Some of the mentioned countries have since taken a stand to protect health workers. Metro Manila, the capital of the Philippines, now punishes discrimination against medical personnel with fines of up to 100 dollars and six months in jail.
Caregivers silenced and punished. The crisis has exacerbated the flaws of some health systems. To avoid serious consequences for themselves and the ones they heal, health workers have publicly denounced and sometimes questioned their leaders. These criticisms were not always well-received.
In the United States, a caregiver working in a nursing home was reportedly fired after posting a video on Facebook in which she read a petition calling for more protection. Similar cases have been observed all over the world in the private sector. Even in Switzerland, an employee of an EMS was reportedly fired for disagreeing with management.
Such reprisals are sometimes widespread and emanate from the state.
In Russia, healthcare workers have received threats from their employers and public authorities for speaking out about the lack of adequate safeguards to deal with Covid-19 cases. According to Human Rights Watch, one of them, Yulia Volkova, has been charged on false information under Russian laws and faces a fine of up to 100,000 roubles (about 1,250 francs).

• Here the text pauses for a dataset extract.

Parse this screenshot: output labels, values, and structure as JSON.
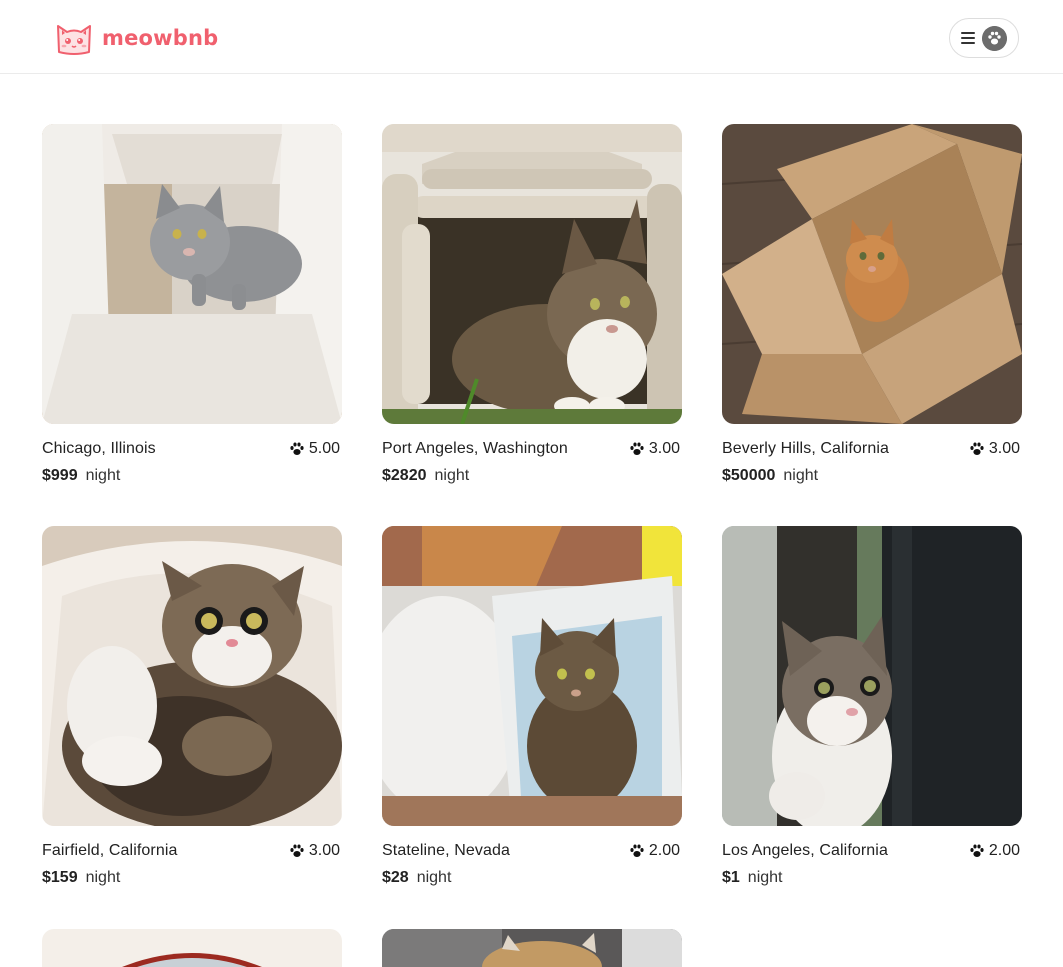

In Zimbabwe, where Covid-19 is undermining an already stretched healthcare system, the many dissenting voices continue to be ignored by the government. In early July, 12 nurses were arrested during a demonstration in the capital Harare as they demanded a pay rise and adequate medical protection.
In Turkey, doctors are under investigation for "making threats aimed at creating fear and panic among the public" after expressing concerns about the lack of protective equipment and about the management of the pandemic, including on social networks.
In Egypt, nine people working in the health sector who expressed security concerns or criticized government management were detained "arbitrarily" between March and June on charges of "spreading false news" and "terrorism", according to Amnesty International.
This list of situations of concern is far from exhaustive. There are concerns over whether human rights have receded during Covid-19. The crisis had after all started with doctors being silenced and applauded too late.
The story of Dr. Li Wenliang, the Chinese ophthalmologist who was among the first doctors to sound the alarm in Wuhan, illustrate the whole story. After talking to his colleagues in online groups about seven patients with SARS-like cases, he was accused by local authorities of spreading false news and silenced. He died as a result of Covid-19, after being rehabilitated by Beijing and finally — all too late – made a national hero.